On Family Reunions and the Berlin Wall

It’s November 11, 1989 – two days after the “Fall of the Wall” in Berlin. Thousands of people stream back and forth along the west side of the Berlin Wall between the Brandenburg Gate and the Reichstag.

The night is dark, cold and loud and a bright moon peers down at the scene.

People cheer and sing and chip away pieces of the wall with sharp objects.  Along the top of the wall, East German guards stand motionless, facing the west. Like the moon, they peer down and watch the celebration.

Night photo of the Brandenburg Gate in Berlin. East German soldiers stand along the wall looking at the crowd along the west side. A bright moon shines down on the scene.

Brandenburg Gate. November 11, 1989.

The Berlin Wall has “fallen” and East Germans are free to travel across the border and back. Free to go. Free to return.

27-year-old me is there, walking along the wall, picking my way through the crowd.

A reporter for Radio Deutsche Welle, I’m here to tell a story; and to get the story, I talk with people in the crowd.

I approach two men who look to be about my age and ask if I can interview them.  Do they speak English? One does. He is from West Berlin. The other does not. He is from East Germany – not far away, but from the other side of the wall – which until two days ago might as well have been up on that moon.

These men are cousins… in their late twenties… and they never met before today.

Amazingly, I run into them again later. The cousin from East Germany – grinning, giddy and euphoric – holds up a large chunk of the wall. He thrusts the chunk back into his motorcycle helmet and disappears into the crowd.

I never saw them again after that, but I was thinking about those two cousins this weekend as the world commemorated the 25th anniversary of the fall of the Berlin Wall.

There were fireworks and symphonies and illuminated balloons and official ceremonies.

There were documentaries and “remember when” specials and Twitter hashtags and news analysis of the geo-political significance of the Berlin Wall and its fall.

The “Fall of the Wall” was one of those watershed moments in history – marking a time “before” and “after.” No doubt about it.

But for those two men – and many other Germans who had been separated by this hulking artificial barrier – it was significant for more personal reasons.

They were family, yet had never had the opportunity to be together. Not because they chose not to be together, or did not have money to travel to be together, or were too busy, or any of a million other reasons.

They couldn’t be together because somebody built a wall.

As I monitored the anniversary coverage this weekend, I did so surrounded by my own family. We had come together from two states and six cities to celebrate my Dad’s 80th birthday. We visited, played games, took pictures, ate great food, and hiked through the woods.

Family at Stonewall November 2014

My family.

We also looked at old family photos and home movies. The images, reaching back to the early 20th century, told the story of multi-generational family connection – complete with shared meals, laughter, games, hugs, smiling hellos and tearful goodbyes.

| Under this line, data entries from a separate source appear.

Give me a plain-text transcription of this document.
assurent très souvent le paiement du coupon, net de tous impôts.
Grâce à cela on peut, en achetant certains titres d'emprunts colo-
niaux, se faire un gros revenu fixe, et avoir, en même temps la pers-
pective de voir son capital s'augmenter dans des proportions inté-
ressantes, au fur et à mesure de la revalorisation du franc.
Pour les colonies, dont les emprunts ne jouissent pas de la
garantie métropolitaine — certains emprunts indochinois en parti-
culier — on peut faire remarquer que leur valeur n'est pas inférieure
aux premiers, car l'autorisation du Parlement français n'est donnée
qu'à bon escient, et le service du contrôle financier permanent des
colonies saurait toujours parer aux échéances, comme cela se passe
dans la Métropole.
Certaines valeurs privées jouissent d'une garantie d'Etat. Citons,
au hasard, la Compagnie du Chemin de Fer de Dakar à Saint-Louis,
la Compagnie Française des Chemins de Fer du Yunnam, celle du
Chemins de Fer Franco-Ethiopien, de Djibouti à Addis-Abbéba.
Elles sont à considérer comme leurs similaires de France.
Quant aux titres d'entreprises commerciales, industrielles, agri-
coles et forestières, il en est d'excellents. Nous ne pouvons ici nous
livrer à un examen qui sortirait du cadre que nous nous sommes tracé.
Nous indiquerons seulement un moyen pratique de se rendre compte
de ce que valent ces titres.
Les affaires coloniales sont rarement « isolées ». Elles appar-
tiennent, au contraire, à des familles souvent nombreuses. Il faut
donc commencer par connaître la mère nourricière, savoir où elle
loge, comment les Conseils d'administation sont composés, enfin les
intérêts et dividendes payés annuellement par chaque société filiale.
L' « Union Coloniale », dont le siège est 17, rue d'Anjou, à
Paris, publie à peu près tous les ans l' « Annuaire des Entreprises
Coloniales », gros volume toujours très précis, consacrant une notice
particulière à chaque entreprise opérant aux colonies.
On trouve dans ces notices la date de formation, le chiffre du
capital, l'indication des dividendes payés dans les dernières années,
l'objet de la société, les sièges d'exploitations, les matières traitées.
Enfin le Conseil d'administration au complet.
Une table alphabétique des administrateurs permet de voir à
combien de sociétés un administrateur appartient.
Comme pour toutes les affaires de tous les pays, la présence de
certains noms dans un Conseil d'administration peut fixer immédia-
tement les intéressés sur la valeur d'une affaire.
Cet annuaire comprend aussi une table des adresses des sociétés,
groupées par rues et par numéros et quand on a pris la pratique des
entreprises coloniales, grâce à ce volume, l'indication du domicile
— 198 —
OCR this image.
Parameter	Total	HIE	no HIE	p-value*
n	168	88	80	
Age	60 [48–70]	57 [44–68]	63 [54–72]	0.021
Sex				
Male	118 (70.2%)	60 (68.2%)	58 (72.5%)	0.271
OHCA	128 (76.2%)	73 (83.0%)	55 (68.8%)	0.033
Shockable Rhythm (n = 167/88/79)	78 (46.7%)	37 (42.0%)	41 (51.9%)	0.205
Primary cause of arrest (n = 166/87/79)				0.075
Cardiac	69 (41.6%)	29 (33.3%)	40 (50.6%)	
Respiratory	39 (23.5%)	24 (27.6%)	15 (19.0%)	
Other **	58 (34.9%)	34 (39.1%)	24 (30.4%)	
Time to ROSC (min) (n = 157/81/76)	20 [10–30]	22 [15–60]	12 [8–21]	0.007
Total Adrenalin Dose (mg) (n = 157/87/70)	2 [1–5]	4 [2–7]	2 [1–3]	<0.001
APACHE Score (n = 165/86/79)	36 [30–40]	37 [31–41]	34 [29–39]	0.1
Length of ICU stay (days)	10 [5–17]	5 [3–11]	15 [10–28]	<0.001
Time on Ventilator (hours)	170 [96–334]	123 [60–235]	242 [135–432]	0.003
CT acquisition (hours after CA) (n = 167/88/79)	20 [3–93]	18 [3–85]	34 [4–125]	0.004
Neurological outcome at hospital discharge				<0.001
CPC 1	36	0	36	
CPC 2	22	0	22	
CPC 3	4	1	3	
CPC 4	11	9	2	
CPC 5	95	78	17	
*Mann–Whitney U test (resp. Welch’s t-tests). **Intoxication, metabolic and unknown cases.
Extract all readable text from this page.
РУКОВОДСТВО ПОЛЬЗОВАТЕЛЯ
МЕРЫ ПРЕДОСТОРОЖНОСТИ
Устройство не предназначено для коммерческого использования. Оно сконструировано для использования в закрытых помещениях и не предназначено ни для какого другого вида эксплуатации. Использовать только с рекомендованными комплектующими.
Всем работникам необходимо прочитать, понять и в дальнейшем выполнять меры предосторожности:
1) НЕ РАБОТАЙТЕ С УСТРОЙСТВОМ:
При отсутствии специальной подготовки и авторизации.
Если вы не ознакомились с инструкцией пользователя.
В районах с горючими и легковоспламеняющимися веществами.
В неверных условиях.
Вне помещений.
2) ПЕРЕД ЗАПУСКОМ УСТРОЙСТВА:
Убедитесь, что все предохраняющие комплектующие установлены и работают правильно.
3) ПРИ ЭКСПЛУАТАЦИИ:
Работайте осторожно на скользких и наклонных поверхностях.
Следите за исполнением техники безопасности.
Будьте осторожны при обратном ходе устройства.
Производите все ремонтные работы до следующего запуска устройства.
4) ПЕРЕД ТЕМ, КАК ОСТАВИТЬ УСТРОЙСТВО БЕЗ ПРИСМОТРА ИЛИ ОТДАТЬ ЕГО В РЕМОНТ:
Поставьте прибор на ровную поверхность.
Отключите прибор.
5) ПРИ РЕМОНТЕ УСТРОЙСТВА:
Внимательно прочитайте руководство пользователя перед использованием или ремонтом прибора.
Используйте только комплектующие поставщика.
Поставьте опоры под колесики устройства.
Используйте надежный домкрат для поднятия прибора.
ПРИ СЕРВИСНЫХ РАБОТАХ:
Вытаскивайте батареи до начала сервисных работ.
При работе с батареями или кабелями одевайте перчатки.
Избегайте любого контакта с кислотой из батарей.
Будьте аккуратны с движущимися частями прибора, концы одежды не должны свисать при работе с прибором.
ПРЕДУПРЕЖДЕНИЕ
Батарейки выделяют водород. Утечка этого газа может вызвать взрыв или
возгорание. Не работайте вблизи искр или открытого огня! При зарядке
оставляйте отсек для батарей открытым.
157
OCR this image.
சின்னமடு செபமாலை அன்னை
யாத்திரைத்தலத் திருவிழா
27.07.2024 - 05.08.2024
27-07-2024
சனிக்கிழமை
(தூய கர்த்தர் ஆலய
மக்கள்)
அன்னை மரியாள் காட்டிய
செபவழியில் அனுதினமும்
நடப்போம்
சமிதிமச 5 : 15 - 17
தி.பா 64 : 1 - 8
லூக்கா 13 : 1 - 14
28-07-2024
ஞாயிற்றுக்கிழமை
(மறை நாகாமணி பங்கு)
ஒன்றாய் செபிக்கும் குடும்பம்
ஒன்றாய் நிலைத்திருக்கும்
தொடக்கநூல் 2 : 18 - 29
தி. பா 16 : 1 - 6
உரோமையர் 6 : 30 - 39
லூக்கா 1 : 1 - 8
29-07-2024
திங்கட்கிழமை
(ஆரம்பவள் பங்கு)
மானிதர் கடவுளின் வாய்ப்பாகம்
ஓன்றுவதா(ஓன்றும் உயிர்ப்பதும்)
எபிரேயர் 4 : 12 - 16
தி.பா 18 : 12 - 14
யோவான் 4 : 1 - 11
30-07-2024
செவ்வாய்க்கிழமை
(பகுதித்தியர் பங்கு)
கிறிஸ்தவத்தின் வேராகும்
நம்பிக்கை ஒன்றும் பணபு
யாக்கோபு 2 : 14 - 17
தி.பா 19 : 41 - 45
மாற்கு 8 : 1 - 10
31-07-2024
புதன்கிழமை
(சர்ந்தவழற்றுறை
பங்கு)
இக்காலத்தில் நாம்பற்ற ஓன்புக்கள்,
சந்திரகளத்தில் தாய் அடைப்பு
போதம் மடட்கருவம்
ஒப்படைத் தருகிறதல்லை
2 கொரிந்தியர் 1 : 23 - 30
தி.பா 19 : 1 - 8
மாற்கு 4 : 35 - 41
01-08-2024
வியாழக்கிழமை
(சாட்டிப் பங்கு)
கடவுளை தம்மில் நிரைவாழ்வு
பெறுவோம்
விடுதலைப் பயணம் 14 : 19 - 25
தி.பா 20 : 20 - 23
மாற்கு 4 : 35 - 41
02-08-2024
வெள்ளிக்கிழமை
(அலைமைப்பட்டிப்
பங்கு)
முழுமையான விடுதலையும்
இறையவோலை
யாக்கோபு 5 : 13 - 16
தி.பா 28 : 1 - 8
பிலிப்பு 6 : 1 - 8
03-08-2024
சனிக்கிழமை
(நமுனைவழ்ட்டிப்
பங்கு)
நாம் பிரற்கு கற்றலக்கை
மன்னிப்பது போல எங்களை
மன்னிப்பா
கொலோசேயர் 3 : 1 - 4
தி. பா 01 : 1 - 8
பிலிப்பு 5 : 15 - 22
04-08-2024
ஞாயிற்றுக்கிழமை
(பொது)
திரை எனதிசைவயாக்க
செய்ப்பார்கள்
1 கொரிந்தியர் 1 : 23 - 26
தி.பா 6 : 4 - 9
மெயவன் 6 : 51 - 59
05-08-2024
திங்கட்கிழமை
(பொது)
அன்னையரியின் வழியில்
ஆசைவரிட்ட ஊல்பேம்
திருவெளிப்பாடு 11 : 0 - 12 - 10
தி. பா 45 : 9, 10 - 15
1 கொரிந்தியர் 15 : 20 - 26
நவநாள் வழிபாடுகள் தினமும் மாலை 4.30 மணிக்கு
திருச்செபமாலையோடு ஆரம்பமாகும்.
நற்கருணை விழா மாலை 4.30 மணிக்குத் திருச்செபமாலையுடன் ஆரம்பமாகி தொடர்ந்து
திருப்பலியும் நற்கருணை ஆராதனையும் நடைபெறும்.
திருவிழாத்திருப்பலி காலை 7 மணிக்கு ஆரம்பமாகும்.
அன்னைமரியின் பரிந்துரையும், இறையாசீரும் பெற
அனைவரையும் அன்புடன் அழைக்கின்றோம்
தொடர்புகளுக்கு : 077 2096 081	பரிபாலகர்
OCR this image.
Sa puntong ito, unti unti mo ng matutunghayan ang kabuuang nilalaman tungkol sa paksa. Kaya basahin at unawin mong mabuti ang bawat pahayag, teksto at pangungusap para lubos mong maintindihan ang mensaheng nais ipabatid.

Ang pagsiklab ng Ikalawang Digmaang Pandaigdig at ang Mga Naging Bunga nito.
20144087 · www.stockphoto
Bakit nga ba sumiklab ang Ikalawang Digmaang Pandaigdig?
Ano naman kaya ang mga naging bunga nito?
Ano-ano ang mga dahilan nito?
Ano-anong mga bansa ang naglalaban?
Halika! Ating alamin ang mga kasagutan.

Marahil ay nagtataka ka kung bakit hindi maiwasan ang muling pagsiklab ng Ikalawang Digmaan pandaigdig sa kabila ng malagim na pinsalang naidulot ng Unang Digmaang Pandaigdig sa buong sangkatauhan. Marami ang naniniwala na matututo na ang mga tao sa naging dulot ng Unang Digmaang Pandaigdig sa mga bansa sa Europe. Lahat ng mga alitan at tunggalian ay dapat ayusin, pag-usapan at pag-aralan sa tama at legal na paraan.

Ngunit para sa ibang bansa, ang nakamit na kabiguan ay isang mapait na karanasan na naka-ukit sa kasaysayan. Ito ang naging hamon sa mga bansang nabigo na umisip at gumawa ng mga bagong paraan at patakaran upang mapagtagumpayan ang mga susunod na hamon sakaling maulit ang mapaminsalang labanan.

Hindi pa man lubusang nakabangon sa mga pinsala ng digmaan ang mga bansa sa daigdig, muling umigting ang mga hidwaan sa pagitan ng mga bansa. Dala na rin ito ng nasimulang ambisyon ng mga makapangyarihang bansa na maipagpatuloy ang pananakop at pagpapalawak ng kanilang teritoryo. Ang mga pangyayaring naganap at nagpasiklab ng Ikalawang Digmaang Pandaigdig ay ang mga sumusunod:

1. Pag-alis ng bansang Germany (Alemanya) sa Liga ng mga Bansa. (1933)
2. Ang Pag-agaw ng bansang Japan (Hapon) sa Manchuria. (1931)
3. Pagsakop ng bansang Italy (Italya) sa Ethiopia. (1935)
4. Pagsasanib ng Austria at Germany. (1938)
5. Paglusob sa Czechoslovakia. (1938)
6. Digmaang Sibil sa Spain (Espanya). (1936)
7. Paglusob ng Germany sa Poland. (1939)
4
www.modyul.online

Family members had used planes, trains, automobiles, and bicycles to span distances and be with each other.

Homecoming reunion circa 1927

A family reunion circa 1927. Circled in the middle are my Grandma Catherine and her parents. Circled to the left is my great, great grandmother.

There were photographs of my grandparents at family reunions with their siblings; of my parents, aunts and uncles getting together; of my cousins playing side by side on swing sets.

As I looked at these images, I glanced around the room at the faces of my parents and my sisters and their families. I can’t imagine not being able to be together. I can’t imagine missing out on birthdays and weddings and holidays and “just because” gatherings.

There may be obstacles at times (we are all so very busy after all…) but a giant wall somebody put up overnight is not one of them.

I’m thinking of those two German cousins growing up only miles from each other but worlds apart.

I’m thinking of how they met for the first time under the bright moon in the shadow of the shattered Berlin Wall.

I wonder where they are now and how they marked the 25th anniversary.

I’ll never know.

But I hope it was together with the rest of their family, visiting, playing games, taking pictures, and eating great food. I hope the one cousin held up his chunk of the Wall and told the children about that night and about what life was like before the Wall fell.

The Berlin Wall was more than some geo-political, militarized border. It did more than divide two halves of a country, two parts of a continent and two spheres of influence.

It divided families.

It divided them out of the blue…overnight… and for 28 years.

It divided those two twenty-something cousins.

And now it’s gone.

That’s reason enough to celebrate and throw a party.

And now everyone can come. Photo of the Berlin Wall taken in November 1989. Spray painted on the wall, it says "It should be easier to go your neighbor than to go to the moon."